“I know I’ve felt like this before, but now I’m feeling it even more, because it came from you,” so goes the lyrics of The Cranberries hit song Dreams.
We wouldn’t be surprised if the audience, largely made up of children of the ’90s, during the Irish alternative-rock quartet’s concert Tuesday night came out of the Big Dome bigger fans, feeling the love and feeling it even more for the band.
It was the band’s second performance in the country, and the final stop of its Asian concert tour promoting Roses, its first studio album since reuniting in late 2009 after breaking up in 2003. One of the leading rock figures of the ’90s, The Cranberries first came here in 1996.
The concert was well worth the wait.
There were no theatrical antics, or some grand lights and sounds extravaganza, or fan-kissing and other similar gimmicks to amplify the concert experience (well, frontwoman Dolores O’Riordan wore quirky black and white outfits, held court with some boogie-like steps and ran around the stage, but that’s it).
Dolores together with the Hogan brothers — Noel (lead guitarist) and Mike (bassist) — and Fergal Lawler (drummer) rocked the house by letting their music do the talking.
The band fittingly opened the concert with its first-ever single Dreams from its mainstream debut in 1993. After all, this was a dream come true for many of us there, who were probably too young, didn’t have the means, or were still living in the province to make it to the band’s first concert 16 years ago.
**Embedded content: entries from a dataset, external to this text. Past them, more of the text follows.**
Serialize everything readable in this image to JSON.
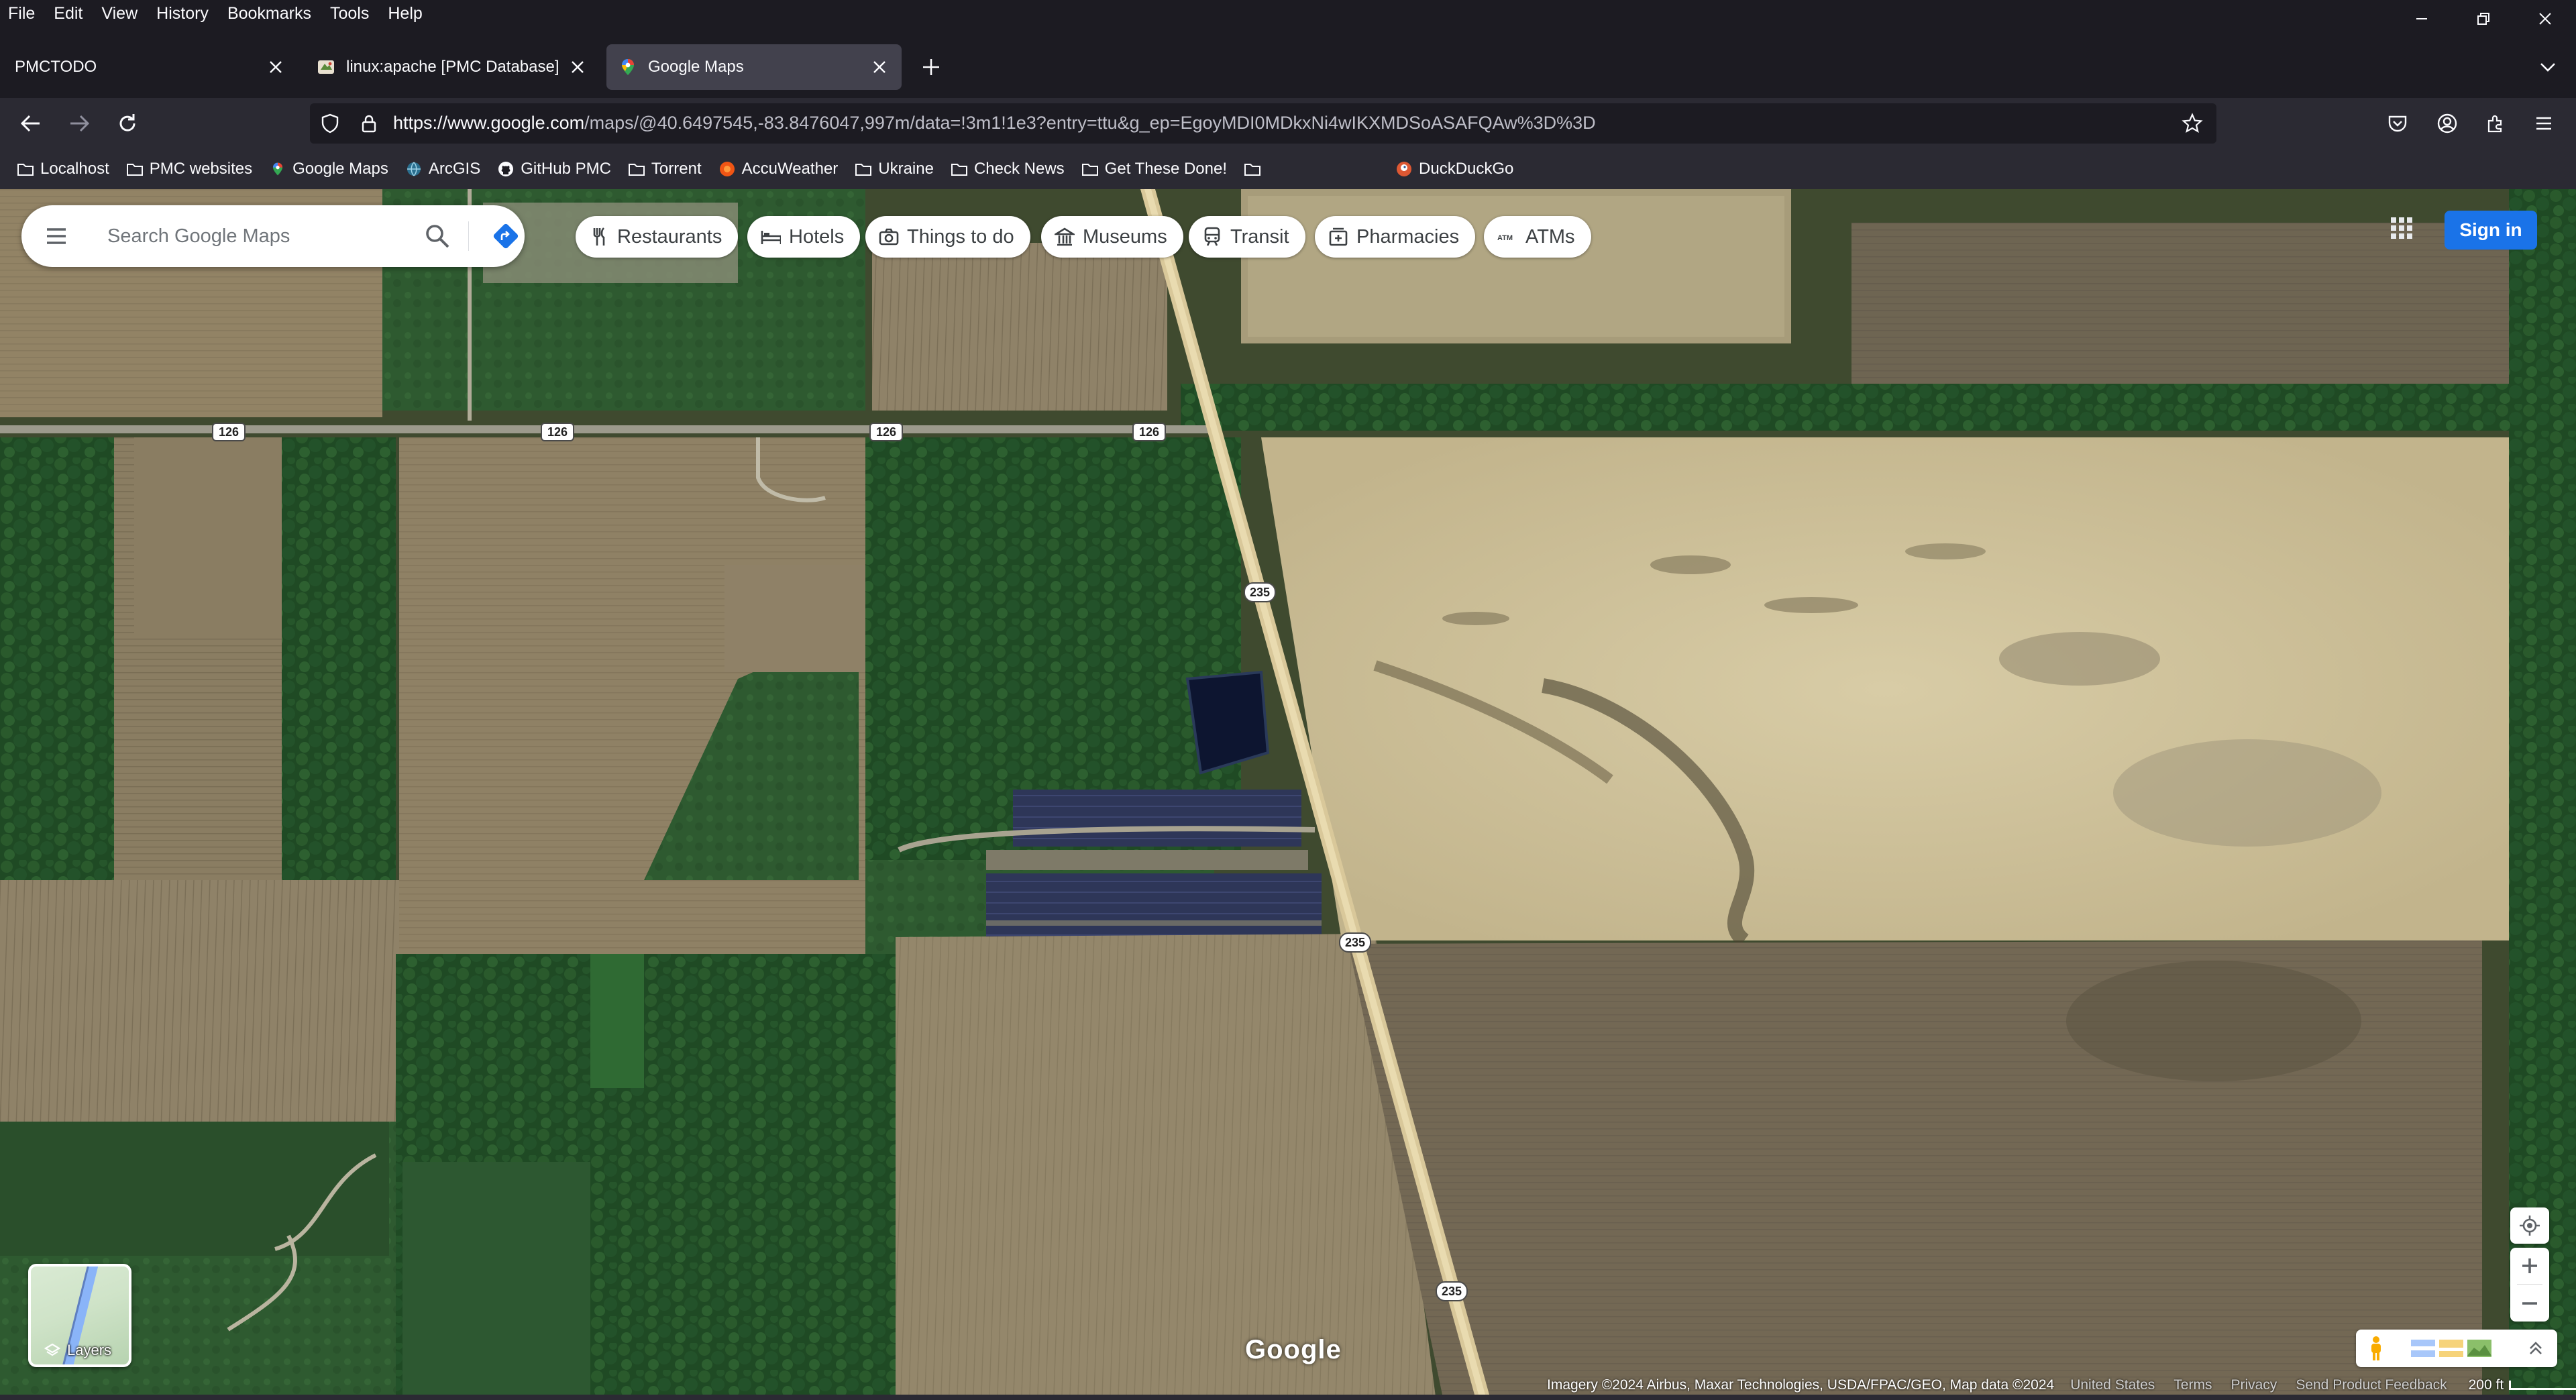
{
  "menubar": {
    "items": [
      "File",
      "Edit",
      "View",
      "History",
      "Bookmarks",
      "Tools",
      "Help"
    ]
  },
  "tabs": [
    {
      "title": "PMCTODO",
      "active": false,
      "icon": "none"
    },
    {
      "title": "linux:apache [PMC Database]",
      "active": false,
      "icon": "wiki-favicon-icon"
    },
    {
      "title": "Google Maps",
      "active": true,
      "icon": "google-maps-pin-icon"
    }
  ],
  "navbar": {
    "url_host": "https://www.google.com",
    "url_path": "/maps/@40.6497545,-83.8476047,997m/data=!3m1!1e3?entry=ttu&g_ep=EgoyMDI0MDkxNi4wIKXMDSoASAFQAw%3D%3D"
  },
  "bookmarks": [
    {
      "label": "Localhost",
      "icon": "folder-icon"
    },
    {
      "label": "PMC websites",
      "icon": "folder-icon"
    },
    {
      "label": "Google Maps",
      "icon": "google-maps-pin-icon"
    },
    {
      "label": "ArcGIS",
      "icon": "globe-icon"
    },
    {
      "label": "GitHub PMC",
      "icon": "github-icon"
    },
    {
      "label": "Torrent",
      "icon": "folder-icon"
    },
    {
      "label": "AccuWeather",
      "icon": "sun-icon"
    },
    {
      "label": "Ukraine",
      "icon": "folder-icon"
    },
    {
      "label": "Check News",
      "icon": "folder-icon"
    },
    {
      "label": "Get These Done!",
      "icon": "folder-icon"
    },
    {
      "label": "",
      "icon": "folder-icon"
    },
    {
      "label": "DuckDuckGo",
      "icon": "duckduckgo-icon"
    }
  ],
  "map": {
    "search_placeholder": "Search Google Maps",
    "chips": [
      {
        "label": "Restaurants",
        "icon": "fork-knife-icon"
      },
      {
        "label": "Hotels",
        "icon": "bed-icon"
      },
      {
        "label": "Things to do",
        "icon": "camera-icon"
      },
      {
        "label": "Museums",
        "icon": "museum-icon"
      },
      {
        "label": "Transit",
        "icon": "train-icon"
      },
      {
        "label": "Pharmacies",
        "icon": "pharmacy-icon"
      },
      {
        "label": "ATMs",
        "icon": "atm-icon"
      }
    ],
    "signin_label": "Sign in",
    "layers_label": "Layers",
    "google_logo": "Google",
    "road_labels": [
      "126",
      "126",
      "126",
      "126",
      "235",
      "235",
      "235"
    ],
    "attribution": "Imagery ©2024 Airbus, Maxar Technologies, USDA/FPAC/GEO, Map data ©2024",
    "footer_links": [
      "United States",
      "Terms",
      "Privacy",
      "Send Product Feedback"
    ],
    "scale_label": "200 ft"
  },
  "colors": {
    "chrome_dark": "#1c1b22",
    "chrome_mid": "#2b2a33",
    "active_tab": "#42414d",
    "signin_blue": "#1a73e8",
    "directions_blue": "#1a73e8"
  }
}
The moment the familiar chords streamed in, people from the VIP to the General Patronage areas cheered and rose to their feet. And so commenced what would become a one big sing-along session almost all throughout, with Dolores’ unmistakable voice (not to mention her undulating way of punctuating songs) leading the way.
The lineup covered 22 songs, with the repertoire alternating from past to present, from loud to slow, from smash hits to lesser-known favorites, all culled from the band’s records since 1993, namely, Everybody Else Is Doing It, So Why Can’t We, No Need To Argue, To The Faithful Departed, Bury the Hatchet, Wake Up and Smell The Coffee and Roses.
Dreams was to be followed by more songs that lit up the charts in the ’90s — Linger, Animal Instinct, Just My Imagination, Ode To My Family, Analyse, When You’re Gone, Free To Decide, Ridiculous Thoughts, etc. These songs are about togetherness, broken relationships, protest, bitterness and happiness, and they probably resonate now more than ever for many of its fans from that generation, who have grown up and been through a lot.
The songs from Roses that the group performed included the upbeat Tomorrow, which Dolores dedicated to her daughter, who turned seven that day, plus Schizophrenic Playboys (a caution to stay away from sexual predators), Waltzing in Walthamstow and Raining In My Heart.
Noel, who co-wrote the songs in Roses with Dolores, said in an interview with The STAR that they’re very proud of the tracks carefully selected for the album.
In the end, we don’t think it really mattered anymore which ones were old and not during the concert, because the new ones still bear the hallmarks of the classic Cranberries sound, including the similar themes and the potent guitars and pounding percussions.
The band itself admitted that it returned to its musical roots in Roses. As the reviews are saying, it is as if the band has just picked up where it has left off and carried on with the strains of the past, albeit “mellower and more matured” this time around.
The Cranberries capped the concert with a bang with Zombie, the protest song with those heavy guitar riffs about the socio-political troubles in Northern Ireland, which was also the No. 1 song in 1994. Then Dolores said, “Thank you, Manila,” and departed the stage with the rest of the band. And the lights went off.
But no pleased crowd would allow them to leave just like that. There was no let-up in the clamor for more. The band did not play Promises or Salvation yet, people were saying. For a minute there, I thought they wouldn’t return.
But of course, they would. And so the band delivered three encore numbers, starting with two new ones Conduct and Losing My Mind, with Dolores simply saying afterwards, “I hope you like our new songs.”
Then the band wrapped up the night with the final blast from the past in Salvation, its No. 1 song on the 1995 Billboard Modern Rock charts, with the crowd inside the coliseum still knowing by heart its anti-abuse lyrics and dark and raw sound.
We were willing to excuse the band for some lapses (the passage of time if not a break from the scene can do that to some artists), but it was not necessary. It wasn’t hard to tell that the band has not aged (although we saw Noel unabashedly doing some back-stretching in between numbers). “Walang ka kupas-kupas” was the most common post-concert reaction we heard on the way out.
Indeed, The Cranberries still sounded solid and seamless with the chemistry among its members shining on stage, proving what Dolores said in our interview that “we’re in a really good place now” and perhaps, only making sure its return to the country would be unforgettable. As The Cranberries sings in Linger: “If you, if you could return, don’t let it burn, don’t let it fade.”